DESTRÖYER 666 dans un théâtre ! Quelle étrange alliance entre la sauvagerie controversée du groupe – tiens ne devinerait-on pas un "SS" sur le t-shirt Hell’s Satan du bassiste ? – et le sublime décor ! Cette union contre-nature de la belle et de la bête black/thrash, du raffiné et du primitif est étonnante... Tout de cuir vêtue, multipliant les poses heavy derrière les micros ornés de têtes de boucs, la bande à KK Warslut électrise la fosse, crée un chaos sans nom devant les fauteuils rouges. Quand les Australiens se mettent en action, l’intensité est totale. Sur scène, les titres du dernier album, pourtant pas un chef d’œuvre, sont sublimés à l’image de l’inaugural "Never Surrender". L’enchaînement avec le primitif "Wildfire" déchaîne les pulsions les plus féroces, comme, peu après, le récent "Guilltotine" ou le plus ancien "Hounds At Ya Back", puis en guise de final attendu l’extraordinaire "Satanic Speed Metal". Entre temps, alors que le bassiste capte la lumière par sa prestance et son apport vocal, le groupe montre un visage plus nuancé – bon, on n’est pas non plus dans le monde de Candy hein !? On reste dans le brutal – avec le complexe "Trialed By Fire" ou "Pitch Black Night" et son refrain réussi. D’apparence simple, avec ses compositions basées sur peu de riffs, mais d’une efficacité sans pareille, portée par une batterie souvent martiale, la musique de DESTRÖYER 666 est une impitoyable charge de cavalerie, sabre au clair.
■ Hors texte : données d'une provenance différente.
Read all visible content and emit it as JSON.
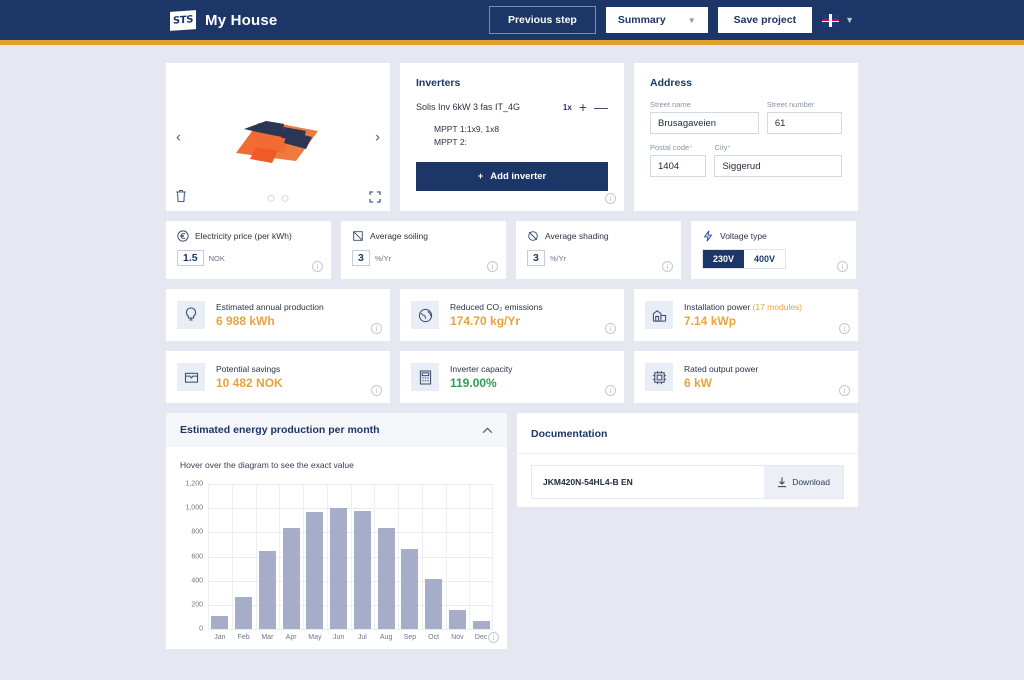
{
  "header": {
    "logo_text": "STS",
    "brand_name": "My House",
    "previous_step": "Previous step",
    "summary": "Summary",
    "save_project": "Save project"
  },
  "viewer": {
    "alt": "solar-roof-3d-model"
  },
  "inverters": {
    "title": "Inverters",
    "model": "Solis Inv 6kW 3 fas IT_4G",
    "count": "1x",
    "plus": "+",
    "minus": "—",
    "mppt1": "MPPT 1:1x9, 1x8",
    "mppt2": "MPPT 2:",
    "add_button": "Add inverter"
  },
  "address": {
    "title": "Address",
    "street_name_label": "Street name",
    "street_name_value": "Brusagaveien",
    "street_number_label": "Street number",
    "street_number_value": "61",
    "postal_code_label": "Postal code",
    "postal_code_value": "1404",
    "city_label": "City",
    "city_value": "Siggerud"
  },
  "metrics": [
    {
      "label": "Electricity price (per kWh)",
      "value": "1.5",
      "unit": "NOK",
      "icon": "euro-icon"
    },
    {
      "label": "Average soiling",
      "value": "3",
      "unit": "%/Yr",
      "icon": "soiling-icon"
    },
    {
      "label": "Average shading",
      "value": "3",
      "unit": "%/Yr",
      "icon": "shading-icon"
    }
  ],
  "voltage": {
    "label": "Voltage type",
    "options": [
      "230V",
      "400V"
    ],
    "selected": "230V"
  },
  "stats": [
    {
      "label": "Estimated annual production",
      "value": "6 988 kWh",
      "icon": "bulb-icon",
      "color": "orange"
    },
    {
      "label": "Reduced CO₂ emissions",
      "value": "174.70 kg/Yr",
      "icon": "globe-icon",
      "color": "orange"
    },
    {
      "label": "Installation power",
      "sublabel": "(17 modules)",
      "value": "7.14 kWp",
      "icon": "building-icon",
      "color": "orange"
    },
    {
      "label": "Potential savings",
      "value": "10 482 NOK",
      "icon": "wallet-icon",
      "color": "orange"
    },
    {
      "label": "Inverter capacity",
      "value": "119.00%",
      "icon": "calculator-icon",
      "color": "green"
    },
    {
      "label": "Rated output power",
      "value": "6 kW",
      "icon": "chip-icon",
      "color": "orange"
    }
  ],
  "chart_panel": {
    "title": "Estimated energy production per month",
    "hint": "Hover over the diagram to see the exact value"
  },
  "documentation": {
    "title": "Documentation",
    "file_name": "JKM420N-54HL4-B EN",
    "download_label": "Download"
  },
  "chart_data": {
    "type": "bar",
    "title": "Estimated energy production per month",
    "categories": [
      "Jan",
      "Feb",
      "Mar",
      "Apr",
      "May",
      "Jun",
      "Jul",
      "Aug",
      "Sep",
      "Oct",
      "Nov",
      "Dec"
    ],
    "values": [
      110,
      265,
      645,
      835,
      970,
      1000,
      980,
      840,
      660,
      410,
      160,
      65
    ],
    "xlabel": "",
    "ylabel": "",
    "ylim": [
      0,
      1200
    ],
    "yticks": [
      0,
      200,
      400,
      600,
      800,
      1000,
      1200
    ],
    "ytick_labels": [
      "0",
      "200",
      "400",
      "600",
      "800",
      "1,000",
      "1,200"
    ],
    "grid": true,
    "legend": false,
    "bar_color": "#a5adc8"
  }
}
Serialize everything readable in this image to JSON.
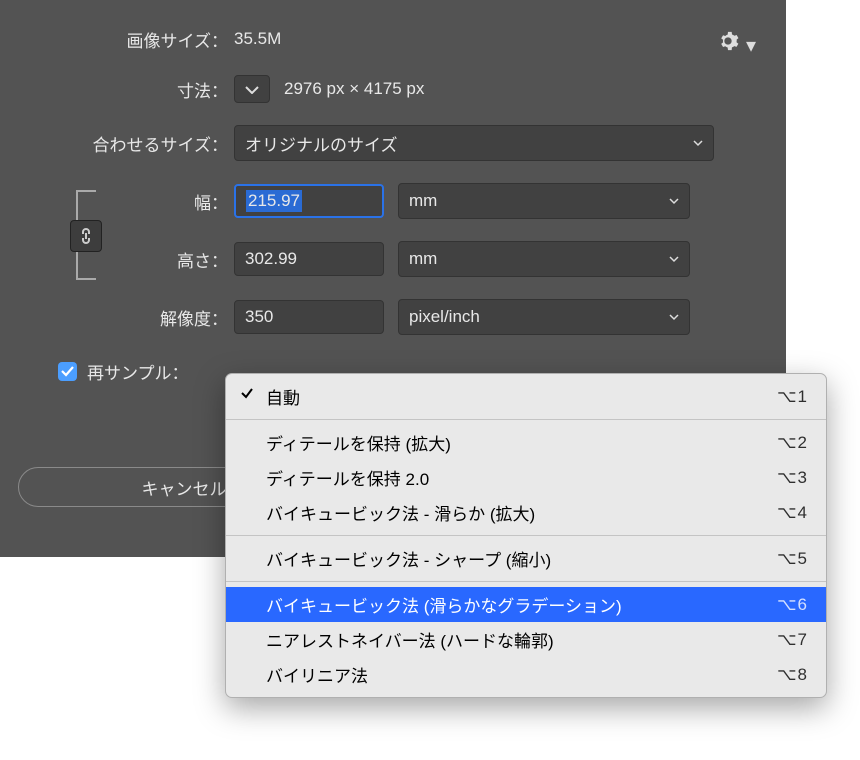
{
  "labels": {
    "imageSize": "画像サイズ：",
    "dimensions": "寸法：",
    "fitTo": "合わせるサイズ：",
    "width": "幅：",
    "height": "高さ：",
    "resolution": "解像度：",
    "resample": "再サンプル："
  },
  "imageSizeValue": "35.5M",
  "dimensionsValue": "2976 px × 4175 px",
  "fitToValue": "オリジナルのサイズ",
  "widthValue": "215.97",
  "widthUnit": "mm",
  "heightValue": "302.99",
  "heightUnit": "mm",
  "resolutionValue": "350",
  "resolutionUnit": "pixel/inch",
  "cancel": "キャンセル",
  "menu": {
    "items": [
      {
        "label": "自動",
        "shortcut": "⌥1",
        "checked": true
      },
      {
        "sep": true
      },
      {
        "label": "ディテールを保持 (拡大)",
        "shortcut": "⌥2"
      },
      {
        "label": "ディテールを保持 2.0",
        "shortcut": "⌥3"
      },
      {
        "label": "バイキュービック法 - 滑らか (拡大)",
        "shortcut": "⌥4"
      },
      {
        "sep": true
      },
      {
        "label": "バイキュービック法 - シャープ (縮小)",
        "shortcut": "⌥5"
      },
      {
        "sep": true
      },
      {
        "label": "バイキュービック法 (滑らかなグラデーション)",
        "shortcut": "⌥6",
        "selected": true
      },
      {
        "label": "ニアレストネイバー法 (ハードな輪郭)",
        "shortcut": "⌥7"
      },
      {
        "label": "バイリニア法",
        "shortcut": "⌥8"
      }
    ]
  }
}
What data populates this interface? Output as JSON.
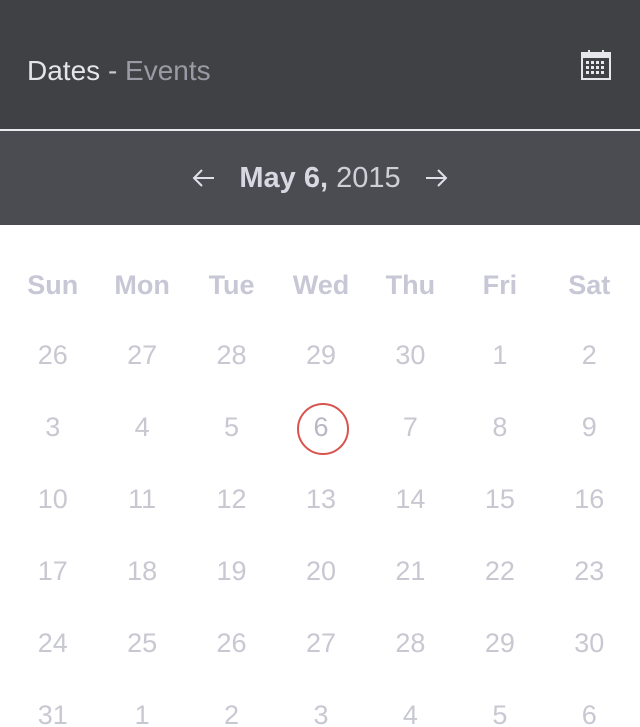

Et quel plaisir d’écouter l’immense "I Am The Wargod" avec son intro de basse qui précède des guitares black pour une intense montée en puissance : un grand moment !


Puis vient le temps de la sidération, de la stupeur. Le black indus de MYSTICUM est une lame d’acier froide plantée sans cesse, mécaniquement, dans un corps déjà mort. La surpuissante boîte à rythme écrase tout, même les riffs de guitare, pour créer une sensation d’oppression, de malaise, accrue par la projection d’images malsaines en noir et blanc. Le logo du groupe, des défilés militaires, des inscriptions à la gloire de Satan ou de drogues hallucinogènes défilent en un kaléidoscope de peur et de haine, rythmé par des éclairs stroboscopiques. Les trois musiciens bougent peu mais dégagent une violence primitive, surtout le guitariste/chanteur Cerastes, monstre bodybuildé au regard fou, aux vocaux hantés, comme si ses textes jaillissaient de son âme maudite. Des premières notes de "Far" au terrifiant final "All Must End", la machine MYSTICUM crée un univers glacé, une nuit sans fin où la dernière étoile est morte, où les planètes agonisent en une explosion assourdissante ("Cosmic Gun"). Dans le silence qui suit la dernière note, la sidération et la stupeur demeurent face à la beauté de la désolation.
 

Blogger : Christophe Grès
Au sujet de l'auteur
Christophe Grès
Christophe a plongé dans l’univers du hard rock et du metal à la fin de l’adolescence, au tout début des années 90, avec Guns N’ Roses, Iron Maiden – des heures passées à écouter "Live after Death", les yeux plongés dans la mythique illustration du disque ! – et Motörhead. Très vite, cette musique devient une passion de plus en plus envahissante… Une multitude de nouveaux groupes a envahi sa vie, d’Obituary à Dark Throne en passant par Loudblast, Immortal, Paradise Lost... Les Grands Anciens – Black Sabbath, Led Zep, Deep Purple… – sont devenus ses références, comme de sages grands-pères, quand de jeunes furieux sont devenus les rejetons turbulents de la famille. Adorant écrire, il a créé et mené le fanzine A Rebours durant quelques années. Collectionneur dans l’âme, il accumule les set-lists, les vinyles, les CDs, les flyers… au grand désarroi de sa compagne, rétive à l’art métallique.